Wednesday, February 25, 2015

The weight that is so very hard to lose

A few years ago I realized that I was beginning to feel stifled and weighed down by the things in my life. The home I once saw filled with treasures had morphed into a hugely heavy weight about my neck. The keeping up with it all was becoming too much and I realized that I had to make a change. But the thing I did not realize was how resistant others would be to my change. 

The first thing I did was buy a smaller home about an hour from the big home. I said it was a getaway home, but I am beginning to realize that it was to get away from all the heaviness of the big house and the weight of the things and their time and effort to maintain it all, keep track of it and even feel that I was even utilizing it. 

When I moved into the smaller home I bought very little for it. A table and chairs for the dining room and a small entertainment center were the first items.  I brought a bed from the big house to sleep on and even reduced the number of sheets and comforters. I had a really spartan existence here and loved it!

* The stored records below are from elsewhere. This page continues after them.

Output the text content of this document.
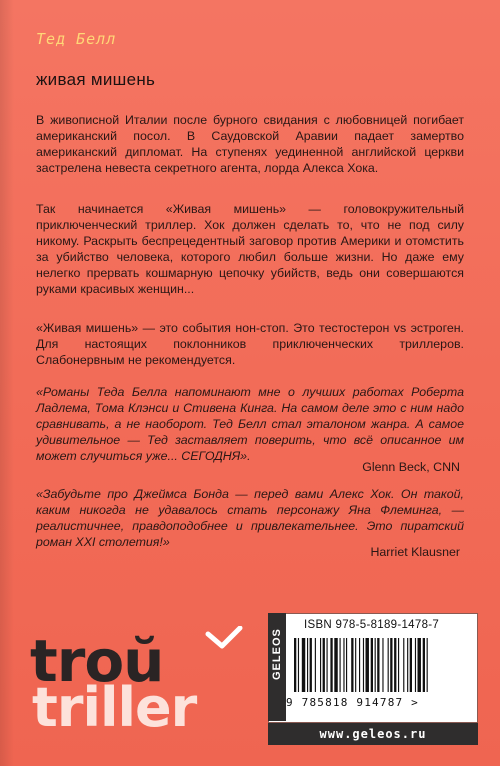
Тед Белл
живая мишень

В живописной Италии после бурного свидания с любовницей погибает американский посол. В Саудовской Аравии падает замертво американский дипломат. На ступенях уединенной английской церкви застрелена невеста секретного агента, лорда Алекса Хока.

Так начинается «Живая мишень» — головокружительный приключенческий триллер. Хок должен сделать то, что не под силу никому. Раскрыть беспрецедентный заговор против Америки и отомстить за убийство человека, которого любил больше жизни. Но даже ему нелегко прервать кошмарную цепочку убийств, ведь они совершаются руками красивых женщин...

«Живая мишень» — это события нон-стоп. Это тестостерон vs эстроген. Для настоящих поклонников приключенческих триллеров. Слабонервным не рекомендуется.

«Романы Теда Белла напоминают мне о лучших работах Роберта Ладлема, Тома Клэнси и Стивена Кинга. На самом деле это с ним надо сравнивать, а не наоборот. Тед Белл стал эталоном жанра. А самое удивительное — Тед заставляет поверить, что всё описанное им может случиться уже... СЕГОДНЯ».

Glenn Beck, CNN

«Забудьте про Джеймса Бонда — перед вами Алекс Хок. Он такой, каким никогда не удавалось стать персонажу Яна Флеминга, — реалистичнее, правдоподобнее и привлекательнее. Это пиратский роман XXI столетия!»

Harriet Klausner
troŭ
triller
GELEOS
ISBN 978-5-8189-1478-7
9 785818 914787 >
www.geleos.ru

Then the time came, after our youngest graduated and my husband moved here that more items also came. A sofa and chair, a front room table and chairs for that and I started to feel that even this house was becoming too full of 'stuff' and I realized that I have an affinity for certain things and a revulsion to others. 

Clothing I can take on in great volume, mostly because I can see that easily being taken to a charity after my passing and not causing any angst for my family to remove and move on. 

But other things, such as decor or special finds on a trip or things that spoke to me in the moment....those are the things I worry that my family will hem and haw over and not know what to do with. Or (worse?) just discard without a thought and never really know or recognize how much I enjoyed that item. 

I have reached the age where I realize that death is a reality. The subconscious has caught up to my conscious and there will be no escaping this final breath in this life. That my body and soul will part ways and while I don't believe it is going to be in the very near future-you never really know. Many someones left their homes this morning with thoughts of what they would do when they returned that night...and never will. Car accidents, heart attacks, building collapse...they are all possible and I am realizing that I am not immune to checking out much earlier than intended. 

So I am endeavoring to slim down the things in my life as much as I have endeavored to slim down me. Oddly, it was a bit easier to lose the body weight than to move on from the inanimate collective.  The items I have chosen to surround myself with need to bring joy and not smother or weigh me down. The ability to surrender to the trash or donation box when something has stopped bringing joy or serving a useful purpose is one I am working on, sometimes diligently and sometimes less so. 

In the coming months I am going to try to be more purposeful in my shedding things and hopefully feel much lighter by summer!